Obtained datasets were grouped and named according to their sequencing approach and soil sampling sites. Thus samples processed by the AP-PCR approach have a common prefix “AP”, shotgun sequenced samples – “SH”, and WGA assisted sequencing – “WGA”. Each dataset designation identifies the location from where the sample was collected: “_A” – samples collected from location A; and “_B” – samples collected from location B. For example the abbreviation AP_A indicates a sample collected at location A and sequenced by the AP-PCR-based method. For each soil DNA sample three datasets were generated from the same DNA template using three sequencing approaches. Shotgun metagenome sequencing resulted in an average of 672 542 (531 108–806 843) sequence reads with an average sequence length of 198±73 bases for a total of >133 Mbp of sequence. Sequencing datasets after WGA consisted of an average of 911 554 (506 028–2 012 359) sequences with an average of 198±75 bases in length for a total of >178 Mbp. The AP-based approach gave an average of 468 187 (74 370–1 047 266) reads with an average 143±69 bases in length for a total of >70.7 Mbp (Table 1). Datasets were annotated using the online MG-RAST server [42]. Approximately 20% of low quality reads were eliminated from each dataset at the filtering step. Only 25–35% of the reads which contained predicted protein coding regions (49 902–689 805 reads per sample), were taxonomically assigned using M5NR protein database. While 30–40% of reads assigned to the SEED Subsystems database were used for generation of metabolic profiles (Table 1). Each of the metagenomic datasets according to the MG-RAST statistics contained approximately 10% of reads with predicted rRNA gene fragments. The subsequent annotation revealed no reads from the AP-based dataset and only 1% of the reads from the SH- and WGA-based datasets matched the M5RNA database.

Table 1

General characteristics of full sequencing data.
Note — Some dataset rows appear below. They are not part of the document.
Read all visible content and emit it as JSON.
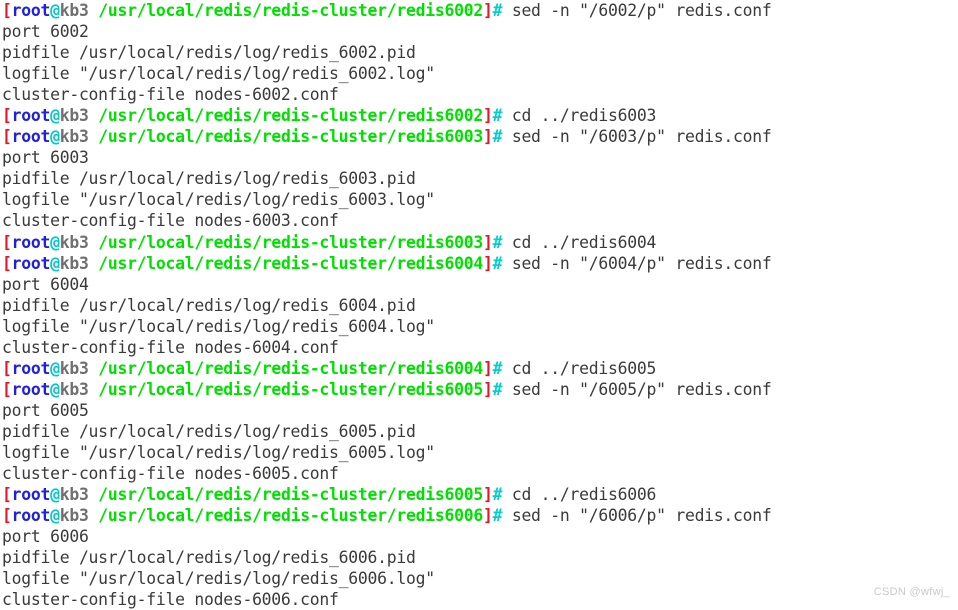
{
  "terminal": {
    "window_background": "#ffffff",
    "foreground": "#3a3a3a",
    "colors": {
      "bracket_red": "#e5152b",
      "user_blue": "#2020e0",
      "at_cyan": "#00c8c8",
      "host_gray": "#6f6f6f",
      "path_green": "#00e000",
      "hash_cyan": "#00cfcf"
    },
    "prompt": {
      "open_bracket": "[",
      "user": "root",
      "at": "@",
      "host": "kb3",
      "space": " ",
      "close_bracket": "]",
      "hash": "#",
      "path_base": "/usr/local/redis/redis-cluster/"
    },
    "lines": [
      {
        "type": "prompt",
        "path": "/usr/local/redis/redis-cluster/redis6002",
        "command": " sed -n \"/6002/p\" redis.conf"
      },
      {
        "type": "output",
        "text": "port 6002"
      },
      {
        "type": "output",
        "text": "pidfile /usr/local/redis/log/redis_6002.pid"
      },
      {
        "type": "output",
        "text": "logfile \"/usr/local/redis/log/redis_6002.log\""
      },
      {
        "type": "output",
        "text": "cluster-config-file nodes-6002.conf"
      },
      {
        "type": "prompt",
        "path": "/usr/local/redis/redis-cluster/redis6002",
        "command": " cd ../redis6003"
      },
      {
        "type": "prompt",
        "path": "/usr/local/redis/redis-cluster/redis6003",
        "command": " sed -n \"/6003/p\" redis.conf"
      },
      {
        "type": "output",
        "text": "port 6003"
      },
      {
        "type": "output",
        "text": "pidfile /usr/local/redis/log/redis_6003.pid"
      },
      {
        "type": "output",
        "text": "logfile \"/usr/local/redis/log/redis_6003.log\""
      },
      {
        "type": "output",
        "text": "cluster-config-file nodes-6003.conf"
      },
      {
        "type": "prompt",
        "path": "/usr/local/redis/redis-cluster/redis6003",
        "command": " cd ../redis6004"
      },
      {
        "type": "prompt",
        "path": "/usr/local/redis/redis-cluster/redis6004",
        "command": " sed -n \"/6004/p\" redis.conf"
      },
      {
        "type": "output",
        "text": "port 6004"
      },
      {
        "type": "output",
        "text": "pidfile /usr/local/redis/log/redis_6004.pid"
      },
      {
        "type": "output",
        "text": "logfile \"/usr/local/redis/log/redis_6004.log\""
      },
      {
        "type": "output",
        "text": "cluster-config-file nodes-6004.conf"
      },
      {
        "type": "prompt",
        "path": "/usr/local/redis/redis-cluster/redis6004",
        "command": " cd ../redis6005"
      },
      {
        "type": "prompt",
        "path": "/usr/local/redis/redis-cluster/redis6005",
        "command": " sed -n \"/6005/p\" redis.conf"
      },
      {
        "type": "output",
        "text": "port 6005"
      },
      {
        "type": "output",
        "text": "pidfile /usr/local/redis/log/redis_6005.pid"
      },
      {
        "type": "output",
        "text": "logfile \"/usr/local/redis/log/redis_6005.log\""
      },
      {
        "type": "output",
        "text": "cluster-config-file nodes-6005.conf"
      },
      {
        "type": "prompt",
        "path": "/usr/local/redis/redis-cluster/redis6005",
        "command": " cd ../redis6006"
      },
      {
        "type": "prompt",
        "path": "/usr/local/redis/redis-cluster/redis6006",
        "command": " sed -n \"/6006/p\" redis.conf"
      },
      {
        "type": "output",
        "text": "port 6006"
      },
      {
        "type": "output",
        "text": "pidfile /usr/local/redis/log/redis_6006.pid"
      },
      {
        "type": "output",
        "text": "logfile \"/usr/local/redis/log/redis_6006.log\""
      },
      {
        "type": "output",
        "text": "cluster-config-file nodes-6006.conf"
      }
    ]
  },
  "watermark": {
    "text": "CSDN @wfwj_"
  }
}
Sequencingapproach	Average numberof reads (range)	Numberof Mbp	Average readlength, bp ± SD	FailedQC(%)	Number of reads withpredicted proteincoding regions (range)	Number of reads withpredicted rRNAgenes (range)	Number of assignedfeatures to M5NRdatabase (%)	Number of assignedfeatures to SEEDSubsystems (%)	Number of assignedfeatures to M5RNAdatabase (%)
Shotgun	672 542(531 108–806 483)	133.6	197±73	20	464 929(325 410–582 708)	82 151(62 899–96 886)	35	43	1.3
APPCR	468 187(74370–1 074 266)	70.7	142±69	24	287 840(49 902–617 609)	44 896(5 868–104 247)	26	35	0.0
WGA	911 553(506 028–2 012 359)	178.5	198±75	20	549 355(354 930–1 032 625)	96 117(61 694–187 539)	26	30	0.8

Statistical data represented as mean ± Standard Deviation (SD). Percentage of sequences matching to the M5NR, M5RNA and SEED Subsystems databases was determined with an E-value cut-off of E<1×10−5. QC = quality control.
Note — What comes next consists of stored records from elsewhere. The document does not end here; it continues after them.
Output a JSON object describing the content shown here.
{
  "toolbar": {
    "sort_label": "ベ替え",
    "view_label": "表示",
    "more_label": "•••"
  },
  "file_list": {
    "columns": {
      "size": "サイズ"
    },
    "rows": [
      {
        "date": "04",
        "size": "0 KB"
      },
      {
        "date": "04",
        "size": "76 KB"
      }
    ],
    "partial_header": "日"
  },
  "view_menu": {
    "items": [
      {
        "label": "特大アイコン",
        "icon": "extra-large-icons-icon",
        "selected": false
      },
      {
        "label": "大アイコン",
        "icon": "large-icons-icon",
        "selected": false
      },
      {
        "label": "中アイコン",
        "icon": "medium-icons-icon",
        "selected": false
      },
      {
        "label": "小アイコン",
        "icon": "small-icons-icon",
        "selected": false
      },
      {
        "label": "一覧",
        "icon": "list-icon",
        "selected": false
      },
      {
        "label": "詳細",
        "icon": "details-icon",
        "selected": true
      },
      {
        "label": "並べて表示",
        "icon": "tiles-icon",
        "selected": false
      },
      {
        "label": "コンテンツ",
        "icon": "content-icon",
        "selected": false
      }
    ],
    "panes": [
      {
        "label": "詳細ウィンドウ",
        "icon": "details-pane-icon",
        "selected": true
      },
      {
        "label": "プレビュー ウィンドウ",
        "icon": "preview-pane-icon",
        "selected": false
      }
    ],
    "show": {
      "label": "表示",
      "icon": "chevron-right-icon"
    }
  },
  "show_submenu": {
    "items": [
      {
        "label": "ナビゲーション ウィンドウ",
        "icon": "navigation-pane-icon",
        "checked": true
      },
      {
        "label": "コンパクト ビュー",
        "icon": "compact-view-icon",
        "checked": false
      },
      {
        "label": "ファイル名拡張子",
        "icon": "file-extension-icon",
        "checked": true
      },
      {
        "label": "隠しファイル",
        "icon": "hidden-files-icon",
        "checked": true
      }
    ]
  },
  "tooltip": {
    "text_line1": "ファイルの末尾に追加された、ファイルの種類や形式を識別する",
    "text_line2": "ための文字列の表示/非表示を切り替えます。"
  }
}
Taxonomic profiling of metagenomes

The analysis of metagenomic data within MG-RAST occurs both for protein coding genes and ribosomal (rRNA) genes. And therefore analysis of taxonomy can be performed in two ways. Taxonomic classification of protein gene fragments showed that 85 (±4)% of the annotated reads were assigned to Bacteria, with 4.5 (±2.7)% of reads also matched to Eukaryota and 0.6 (±0.4)% to Archaea. The remaining 10 (±1)% of reads were not assigned. Bacterial taxa Proteobacteria, Actinobacteria and Bacteroidetes dominated in all metagenomic datasets representing close to 70% of protein annotated reads. Additional phyla including Chloroflexi, Planctomycetes, Acidobacteria Firmicutes, Cyanobacteria, Verrucomicrobia represented less than 5% of reads. Among the eukaryotic taxa, Ascomicota was found to be the dominant microorganism 3.0 (±2.6)%. Other eukaryotic taxa such as Streptophyta, Chordata, Basidiomycota and Arthropoda collectively contributed to the remaining 1% of the annotated reads (Table S2). Taxonomic classification of the rRNA gene fragments identified only in SH- and WGA-based datasets showed that 78 (±8)% of reads were assigned to bacterial taxa and 14.5 (±6.5)% to eukaryotic taxa (data represented as an average relative abundance of taxa between the samples of SH- and WGA-based datasets). The most abundant bacterial and eukaryotic phyla found were the same as per protein-derived taxonomic classification (described above) namely: Actinobacteria, Proteobacteria, Bacteroidetes, Ascomycota and Streptophyta. The remaining 7 (±4) % of reads were not assigned (Table S3). Rarefaction analysis was performed on randomly subsampled metagenomic datasets (49 000 reads per sample) annotated against the M5NR non-redundant protein database. The analysis showed the differences in biodiversity (highest level of taxonomic resolution) of the datasets generated by the three metagenome sequencing approaches (Fig. S1). The SH- and WGA-based datasets demonstrated a similar numbers of identified species from location A and B. A two fold lower number of species were identified in the AP-based dataset.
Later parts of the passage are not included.